Kentucky Department of Fish and Wildlife Officers Participate in Water Survival Training

By: Melissa Warren Email
By: Melissa Warren Email

"It's really really physically demanding, so it might look fun to be in the pool, but it's really taxing on the officers," said Lt. Adkins.

GLASGOW, Ky. (WBKO) -- Those who don't hunt or fish may not be familiar with these officers, but they say if you plan on spending time at a lake this summer, you're likely to see them.

"Our job is to enforce the laws pertaining to hunting, fishing and boating, but we are charged to enforce all the laws of the Commonwealth," said Ky. Dept. of Fish and Wildlife Lt. Brett Zalla.

Lt. Zalla says Fish and Wildlife officers spend half of the year on the water, and while it wasn't a lake, that's where you could find them today, at the Barren County YMCA pool for water survival training.

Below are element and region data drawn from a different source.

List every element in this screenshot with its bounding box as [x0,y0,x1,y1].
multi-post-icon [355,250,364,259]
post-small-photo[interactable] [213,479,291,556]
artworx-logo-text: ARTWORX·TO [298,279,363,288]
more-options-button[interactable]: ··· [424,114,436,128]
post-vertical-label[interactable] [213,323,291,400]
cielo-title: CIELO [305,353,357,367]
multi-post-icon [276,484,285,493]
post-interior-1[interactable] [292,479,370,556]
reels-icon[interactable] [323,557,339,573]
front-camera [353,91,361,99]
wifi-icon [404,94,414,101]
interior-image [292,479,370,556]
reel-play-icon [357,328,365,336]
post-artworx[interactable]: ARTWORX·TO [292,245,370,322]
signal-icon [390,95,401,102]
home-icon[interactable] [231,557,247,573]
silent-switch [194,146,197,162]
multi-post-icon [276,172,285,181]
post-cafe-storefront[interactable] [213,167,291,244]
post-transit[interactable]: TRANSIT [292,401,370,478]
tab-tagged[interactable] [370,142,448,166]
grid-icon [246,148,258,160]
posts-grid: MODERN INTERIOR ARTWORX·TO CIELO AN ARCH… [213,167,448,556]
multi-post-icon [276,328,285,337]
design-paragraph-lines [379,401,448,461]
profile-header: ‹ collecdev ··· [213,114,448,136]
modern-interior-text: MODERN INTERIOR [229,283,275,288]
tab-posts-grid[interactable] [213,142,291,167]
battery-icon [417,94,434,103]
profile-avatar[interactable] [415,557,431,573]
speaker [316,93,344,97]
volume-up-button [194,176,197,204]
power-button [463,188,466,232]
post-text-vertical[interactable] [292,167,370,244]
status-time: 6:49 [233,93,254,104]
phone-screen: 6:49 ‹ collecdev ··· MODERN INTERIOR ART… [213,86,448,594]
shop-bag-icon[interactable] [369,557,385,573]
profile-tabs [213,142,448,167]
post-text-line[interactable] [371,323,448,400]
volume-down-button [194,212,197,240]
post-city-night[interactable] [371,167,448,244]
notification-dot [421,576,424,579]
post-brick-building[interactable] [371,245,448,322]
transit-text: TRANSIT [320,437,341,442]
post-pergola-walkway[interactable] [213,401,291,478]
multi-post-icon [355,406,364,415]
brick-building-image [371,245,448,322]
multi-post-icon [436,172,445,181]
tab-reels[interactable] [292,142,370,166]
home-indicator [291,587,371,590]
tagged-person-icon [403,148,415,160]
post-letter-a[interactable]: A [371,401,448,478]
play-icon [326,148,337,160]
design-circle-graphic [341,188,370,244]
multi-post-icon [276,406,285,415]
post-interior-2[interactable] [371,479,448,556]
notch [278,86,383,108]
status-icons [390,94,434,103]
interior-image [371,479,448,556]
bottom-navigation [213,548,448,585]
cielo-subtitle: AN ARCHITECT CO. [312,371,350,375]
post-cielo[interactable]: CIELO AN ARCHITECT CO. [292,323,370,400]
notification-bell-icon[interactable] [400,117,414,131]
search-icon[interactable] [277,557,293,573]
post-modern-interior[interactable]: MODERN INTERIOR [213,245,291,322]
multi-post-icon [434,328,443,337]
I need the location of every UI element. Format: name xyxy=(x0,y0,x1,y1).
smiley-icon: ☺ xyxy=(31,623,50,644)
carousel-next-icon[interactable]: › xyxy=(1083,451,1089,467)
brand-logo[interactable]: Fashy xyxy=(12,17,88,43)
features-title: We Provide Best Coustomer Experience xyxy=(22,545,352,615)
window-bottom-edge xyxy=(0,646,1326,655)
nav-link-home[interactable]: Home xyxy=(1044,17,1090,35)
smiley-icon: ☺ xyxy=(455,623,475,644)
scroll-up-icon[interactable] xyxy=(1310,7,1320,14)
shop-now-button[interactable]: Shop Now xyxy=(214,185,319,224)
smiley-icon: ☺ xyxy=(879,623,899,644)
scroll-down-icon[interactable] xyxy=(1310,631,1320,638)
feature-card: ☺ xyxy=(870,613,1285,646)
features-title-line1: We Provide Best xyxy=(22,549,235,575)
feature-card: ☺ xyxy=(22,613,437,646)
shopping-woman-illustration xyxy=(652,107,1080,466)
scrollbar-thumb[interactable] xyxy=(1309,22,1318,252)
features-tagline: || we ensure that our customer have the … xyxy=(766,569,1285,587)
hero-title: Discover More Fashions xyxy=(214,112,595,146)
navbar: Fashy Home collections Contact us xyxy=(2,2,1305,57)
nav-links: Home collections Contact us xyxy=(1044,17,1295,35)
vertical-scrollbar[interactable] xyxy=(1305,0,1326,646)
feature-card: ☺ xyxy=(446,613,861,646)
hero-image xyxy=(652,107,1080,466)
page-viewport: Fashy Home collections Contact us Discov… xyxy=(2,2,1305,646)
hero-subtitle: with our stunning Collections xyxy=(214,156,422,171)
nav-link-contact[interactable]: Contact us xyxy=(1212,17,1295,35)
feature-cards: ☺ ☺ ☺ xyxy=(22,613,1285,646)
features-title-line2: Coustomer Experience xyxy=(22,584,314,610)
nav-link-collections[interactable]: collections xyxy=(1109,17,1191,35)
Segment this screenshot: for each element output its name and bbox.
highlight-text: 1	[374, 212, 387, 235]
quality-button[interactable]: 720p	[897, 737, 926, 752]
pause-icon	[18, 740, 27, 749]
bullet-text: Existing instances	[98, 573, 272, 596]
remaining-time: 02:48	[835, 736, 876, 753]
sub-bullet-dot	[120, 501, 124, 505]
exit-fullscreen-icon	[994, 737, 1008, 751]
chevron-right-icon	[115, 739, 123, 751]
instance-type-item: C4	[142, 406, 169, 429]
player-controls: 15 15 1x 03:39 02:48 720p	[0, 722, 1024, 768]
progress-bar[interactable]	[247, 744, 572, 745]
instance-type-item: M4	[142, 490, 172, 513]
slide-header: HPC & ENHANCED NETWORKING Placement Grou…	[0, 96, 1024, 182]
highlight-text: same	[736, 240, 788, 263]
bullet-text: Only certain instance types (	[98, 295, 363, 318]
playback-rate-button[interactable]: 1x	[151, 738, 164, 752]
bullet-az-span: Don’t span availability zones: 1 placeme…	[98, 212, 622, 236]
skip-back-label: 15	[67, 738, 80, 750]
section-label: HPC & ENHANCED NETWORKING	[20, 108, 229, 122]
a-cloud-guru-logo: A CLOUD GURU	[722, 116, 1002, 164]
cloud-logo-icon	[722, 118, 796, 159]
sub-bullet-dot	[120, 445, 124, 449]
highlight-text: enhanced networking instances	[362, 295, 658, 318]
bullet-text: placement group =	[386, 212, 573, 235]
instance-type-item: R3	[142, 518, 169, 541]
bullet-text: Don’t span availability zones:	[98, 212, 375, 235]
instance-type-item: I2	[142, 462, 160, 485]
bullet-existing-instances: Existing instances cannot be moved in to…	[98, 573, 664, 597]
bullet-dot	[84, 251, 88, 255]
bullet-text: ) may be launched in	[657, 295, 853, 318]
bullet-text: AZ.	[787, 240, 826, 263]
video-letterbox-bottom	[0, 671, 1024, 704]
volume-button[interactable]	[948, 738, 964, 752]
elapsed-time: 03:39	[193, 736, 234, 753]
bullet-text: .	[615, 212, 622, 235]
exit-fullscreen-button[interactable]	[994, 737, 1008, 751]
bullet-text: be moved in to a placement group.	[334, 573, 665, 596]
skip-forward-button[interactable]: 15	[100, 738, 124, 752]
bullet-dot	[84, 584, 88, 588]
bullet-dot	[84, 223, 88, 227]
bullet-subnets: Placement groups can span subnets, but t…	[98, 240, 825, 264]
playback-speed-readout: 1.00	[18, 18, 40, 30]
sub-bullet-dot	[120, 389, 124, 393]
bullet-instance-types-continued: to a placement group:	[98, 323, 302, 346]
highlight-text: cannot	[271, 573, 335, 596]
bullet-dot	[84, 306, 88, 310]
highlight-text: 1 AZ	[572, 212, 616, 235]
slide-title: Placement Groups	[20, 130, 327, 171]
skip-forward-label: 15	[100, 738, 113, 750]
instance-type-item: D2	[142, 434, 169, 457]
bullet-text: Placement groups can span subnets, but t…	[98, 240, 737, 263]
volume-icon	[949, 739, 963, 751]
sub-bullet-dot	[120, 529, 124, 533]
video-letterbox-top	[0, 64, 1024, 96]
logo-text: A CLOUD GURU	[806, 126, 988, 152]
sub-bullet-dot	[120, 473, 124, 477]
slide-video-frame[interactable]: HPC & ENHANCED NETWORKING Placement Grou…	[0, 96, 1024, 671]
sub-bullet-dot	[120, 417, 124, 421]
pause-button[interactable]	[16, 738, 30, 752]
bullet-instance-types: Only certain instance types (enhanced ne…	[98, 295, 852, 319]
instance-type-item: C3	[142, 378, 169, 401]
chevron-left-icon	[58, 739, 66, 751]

"Anytime you're on the water, there's always a threat of going in the water, whether it's accidentally or with a suspect, so this teaches us different things... like life saving techniques, whether it's saving a suspect, saving a victim, or saving ourselves. It also teaches us defensive tactics techniques," said Lt. Zalla.

One of their final exercises Thursday combined those techniques.
"One of the officers got hurt and ended up in the water, so the officer on the boat has to control the subject he's dealing with, and once that subject is controlled, he has to save the partner so to speak," said Ky. Dept. of Fish and Wildlife Lt. Richard Adkins.

They meticulously ran through the exercises over and over.

"It's really really physically demanding, so it might look fun to be in the pool, but it's really taxing on the officers," said Lt. Adkins.

"The water training itself is very physically demanding. As you can tell we're in shirts, duty belts to simulate the weight of a real gun belt. We're wearing our pants along with our tennis shoes like we would be wearing if we were working on the lake," said Lt. Zalla.

Zalla says the situations they trained for here this week could also mean the difference in life and death. He says in addition to the training and refresher courses like today's, every Ky. Dept. of Fish and Wildlife recruit must endure one week of water survival training before becoming an officer.